The increase in prices can be explained by a few factors. First, foreign investment has been increasing greatly. Further, the population is increasing in both cities while the size of households is going down. In addition, mortgage rates has been low which making borrowing much easier. All of these factors creates a much greater demand. Specifically in Vancouver, supply is naturally restricted as it is surrounded by sea and mountains. In fact, it is the most densely populated city in Canada, and fourth in North America. This means that if demand increases, supply cannot increase naturally increase with it, and would raise prices.
Economics 101 explains that pricing is determined by two things: supply and demand. Thus, there are two ways to approach this problem.
The BC government has decided to approach this problem from the demand side. BC introduced a 15% tax on foreign buyers. Theoretically, this should shift the demand curve to the left, therefore reduce the price of housing. This, roughly, has worked in practice. Foreign investment has shrunk in the past few months in Metro Vancouver, though it is still too early to tell how effective the policy has been to discourage foreign buyer speculation.
In addition, the provincial governments in BC and Ontario have decided to give help to first-time home buyers.
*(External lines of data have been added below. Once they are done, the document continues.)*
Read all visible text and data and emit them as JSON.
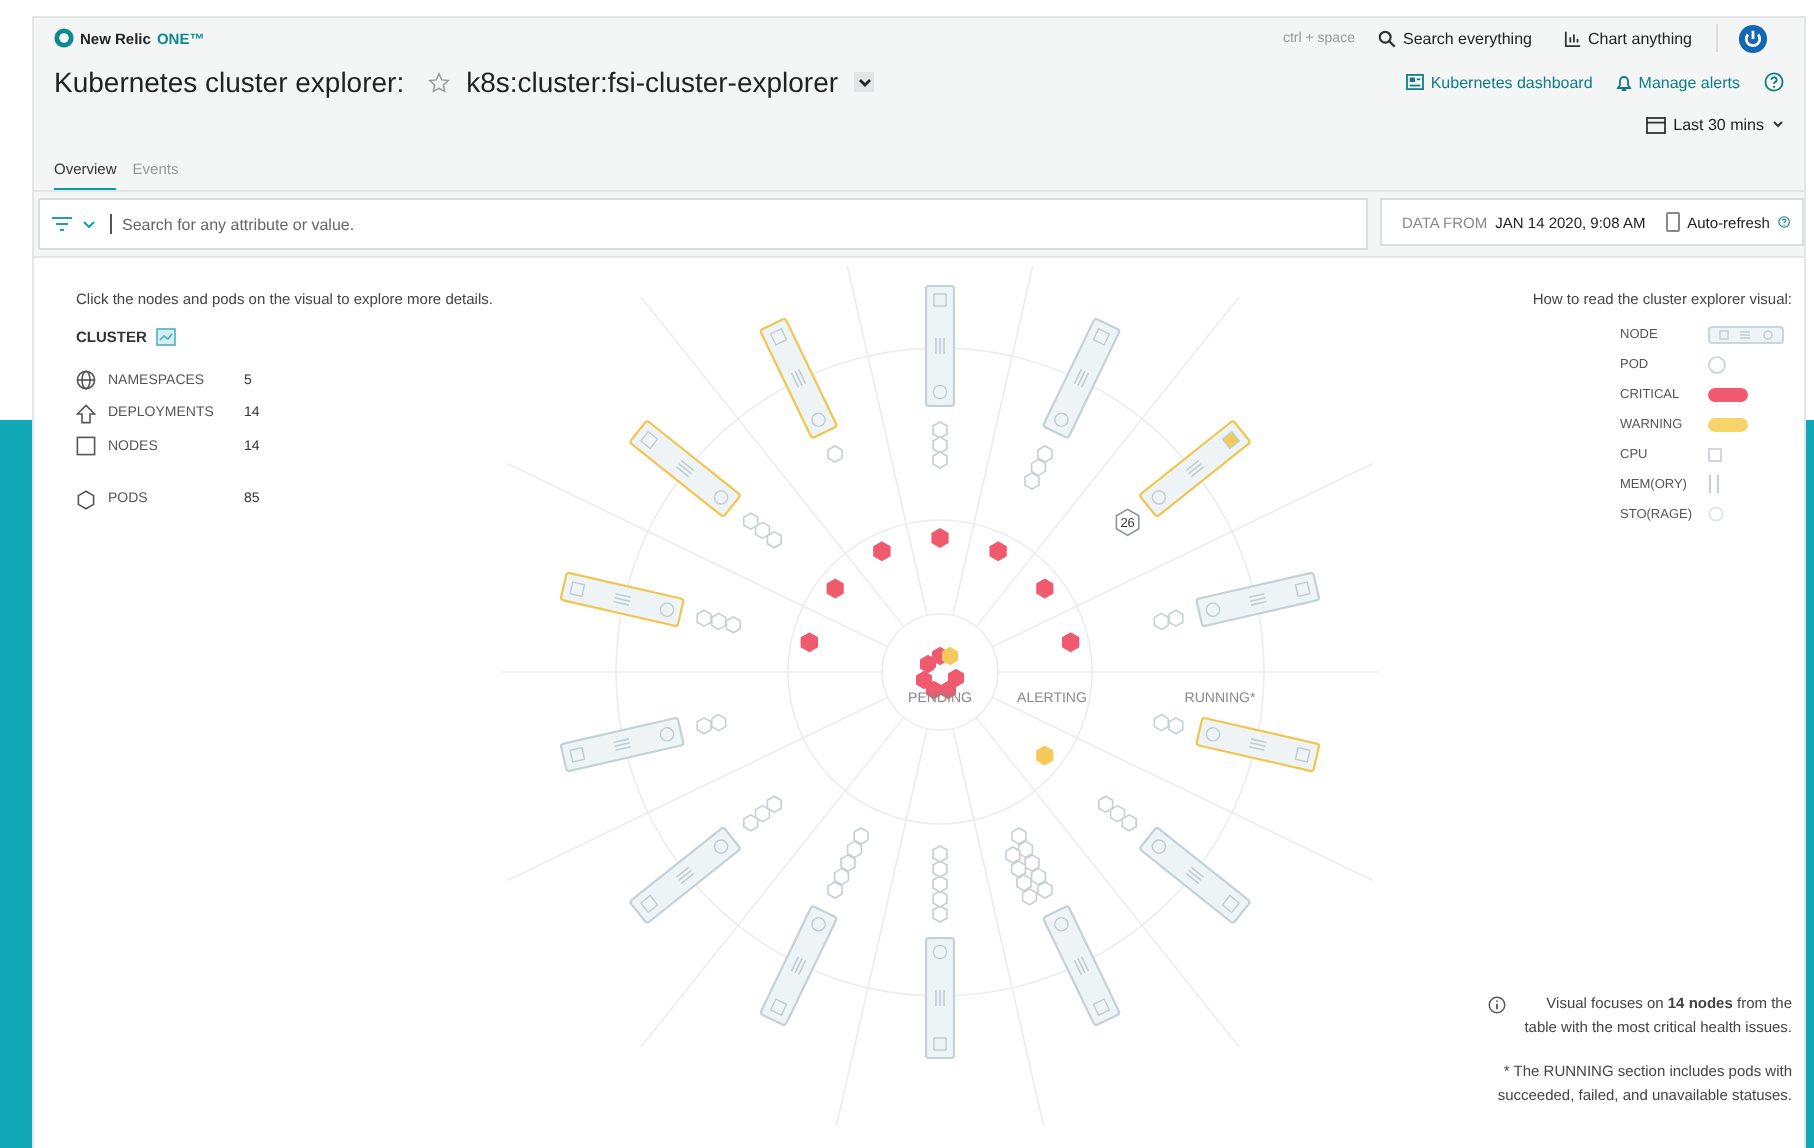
{
  "header": {
    "brand": "New Relic",
    "product": "ONE™",
    "shortcut": "ctrl + space",
    "search": "Search everything",
    "chart": "Chart anything"
  },
  "title": {
    "label": "Kubernetes cluster explorer:",
    "entity": "k8s:cluster:fsi-cluster-explorer",
    "starred": false
  },
  "links": [
    "Kubernetes dashboard",
    "Manage alerts"
  ],
  "time_range": "Last 30 mins",
  "tabs": [
    {
      "label": "Overview",
      "selected": true
    },
    {
      "label": "Events",
      "selected": false
    }
  ],
  "filter": {
    "placeholder": "Search for any attribute or value."
  },
  "data_from": {
    "label": "DATA FROM",
    "value": "JAN 14 2020, 9:08 AM"
  },
  "auto_refresh": {
    "label": "Auto-refresh",
    "checked": false
  },
  "intro": "Click the nodes and pods on the visual to explore more details.",
  "cluster": {
    "title": "CLUSTER",
    "stats": [
      {
        "kind": "namespaces",
        "label": "NAMESPACES",
        "value": "5"
      },
      {
        "kind": "deployments",
        "label": "DEPLOYMENTS",
        "value": "14"
      },
      {
        "kind": "nodes",
        "label": "NODES",
        "value": "14"
      },
      {
        "kind": "pods",
        "label": "PODS",
        "value": "85"
      }
    ]
  },
  "diagram": {
    "sections": [
      "PENDING",
      "ALERTING",
      "RUNNING*"
    ],
    "nodes": [
      {
        "warning": false,
        "cpu_alert": false,
        "critical_pod": true
      },
      {
        "warning": false,
        "cpu_alert": false,
        "critical_pod": true
      },
      {
        "warning": true,
        "cpu_alert": true,
        "critical_pod": true,
        "badge": "26"
      },
      {
        "warning": false,
        "cpu_alert": false,
        "critical_pod": true
      },
      {
        "warning": true,
        "cpu_alert": false
      },
      {
        "warning": false,
        "cpu_alert": false,
        "warning_pod": true
      },
      {
        "warning": false,
        "cpu_alert": false
      },
      {
        "warning": false,
        "cpu_alert": false
      },
      {
        "warning": false,
        "cpu_alert": false
      },
      {
        "warning": false,
        "cpu_alert": false
      },
      {
        "warning": false,
        "cpu_alert": false
      },
      {
        "warning": true,
        "cpu_alert": false,
        "critical_pod": true
      },
      {
        "warning": true,
        "cpu_alert": false,
        "critical_pod": true
      },
      {
        "warning": true,
        "cpu_alert": false,
        "critical_pod": true
      }
    ]
  },
  "legend": {
    "title": "How to read the cluster explorer visual:",
    "items": [
      {
        "kind": "node",
        "label": "NODE"
      },
      {
        "kind": "pod",
        "label": "POD"
      },
      {
        "kind": "critical",
        "label": "CRITICAL"
      },
      {
        "kind": "warning",
        "label": "WARNING"
      },
      {
        "kind": "cpu",
        "label": "CPU"
      },
      {
        "kind": "memory",
        "label": "MEM(ORY)"
      },
      {
        "kind": "storage",
        "label": "STO(RAGE)"
      }
    ]
  },
  "notes": [
    {
      "kind": "info",
      "text": "Visual focuses on **14 nodes** from the table with the most critical health issues."
    },
    {
      "kind": "plain",
      "text": "* The RUNNING section includes pods with succeeded, failed, and unavailable statuses."
    }
  ]
}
Basic economics would suggest this is a poor idea. A tax rebate would shift the demand curve to the right, and increase housing prices, theoretically.
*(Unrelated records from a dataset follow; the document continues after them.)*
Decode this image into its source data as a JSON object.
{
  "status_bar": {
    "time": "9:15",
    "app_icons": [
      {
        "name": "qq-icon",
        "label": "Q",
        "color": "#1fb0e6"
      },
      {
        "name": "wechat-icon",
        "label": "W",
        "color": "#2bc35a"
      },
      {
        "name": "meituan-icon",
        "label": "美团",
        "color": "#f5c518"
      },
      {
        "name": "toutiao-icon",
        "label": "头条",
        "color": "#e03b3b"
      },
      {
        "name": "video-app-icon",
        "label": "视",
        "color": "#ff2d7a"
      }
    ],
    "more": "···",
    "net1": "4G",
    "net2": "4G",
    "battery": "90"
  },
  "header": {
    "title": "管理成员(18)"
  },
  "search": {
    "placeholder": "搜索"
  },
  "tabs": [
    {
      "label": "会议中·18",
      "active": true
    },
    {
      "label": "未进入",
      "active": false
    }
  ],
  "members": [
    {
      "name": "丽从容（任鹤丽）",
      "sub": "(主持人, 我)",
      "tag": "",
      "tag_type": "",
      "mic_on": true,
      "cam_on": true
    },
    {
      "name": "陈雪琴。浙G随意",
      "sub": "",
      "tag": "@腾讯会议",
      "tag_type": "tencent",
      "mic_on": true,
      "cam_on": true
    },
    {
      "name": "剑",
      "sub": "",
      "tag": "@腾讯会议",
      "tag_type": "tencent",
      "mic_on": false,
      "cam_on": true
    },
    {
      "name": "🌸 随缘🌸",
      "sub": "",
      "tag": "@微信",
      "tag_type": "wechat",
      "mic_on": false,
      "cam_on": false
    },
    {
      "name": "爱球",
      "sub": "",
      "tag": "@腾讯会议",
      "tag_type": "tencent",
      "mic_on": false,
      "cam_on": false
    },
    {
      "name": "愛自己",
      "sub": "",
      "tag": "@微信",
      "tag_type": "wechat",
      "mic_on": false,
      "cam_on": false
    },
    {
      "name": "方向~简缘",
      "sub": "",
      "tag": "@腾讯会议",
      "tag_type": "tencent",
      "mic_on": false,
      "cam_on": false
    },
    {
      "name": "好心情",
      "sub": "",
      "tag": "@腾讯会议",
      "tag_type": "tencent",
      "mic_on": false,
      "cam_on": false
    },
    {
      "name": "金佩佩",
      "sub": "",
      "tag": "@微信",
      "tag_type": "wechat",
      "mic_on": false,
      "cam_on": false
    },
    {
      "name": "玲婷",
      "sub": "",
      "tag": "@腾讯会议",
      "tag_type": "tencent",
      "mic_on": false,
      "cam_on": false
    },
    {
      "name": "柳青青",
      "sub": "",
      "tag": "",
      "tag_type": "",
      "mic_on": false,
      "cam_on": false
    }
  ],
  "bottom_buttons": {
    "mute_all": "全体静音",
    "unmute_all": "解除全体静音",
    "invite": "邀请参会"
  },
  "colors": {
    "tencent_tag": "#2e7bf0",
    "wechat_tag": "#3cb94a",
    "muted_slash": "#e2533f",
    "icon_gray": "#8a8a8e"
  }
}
Meanwhile, on the supply side, Economics 101 would tell us that building more homes would also help to solve this problem. However, neither BC nor Ontario have decided to approach the problem this way. One way to do this, is to make building homes easier as current laws make it difficult to build homes easily. For example, current regulations in Ontario result in long and uncertain building permits, effectively slowing the building of new homes. In addition, costly fees and opposition by local citizens slows construction. Building more homes and loosening regulations would shift the supply curve to the right, and decrease the equilibrium price.
Clearly, housing prices will be a hot-button topic in 2017 and beyond – and will impact you throughout your lifetime. It goes to show that even the complexities of the evolution of housing prices can be understood applying basic economics.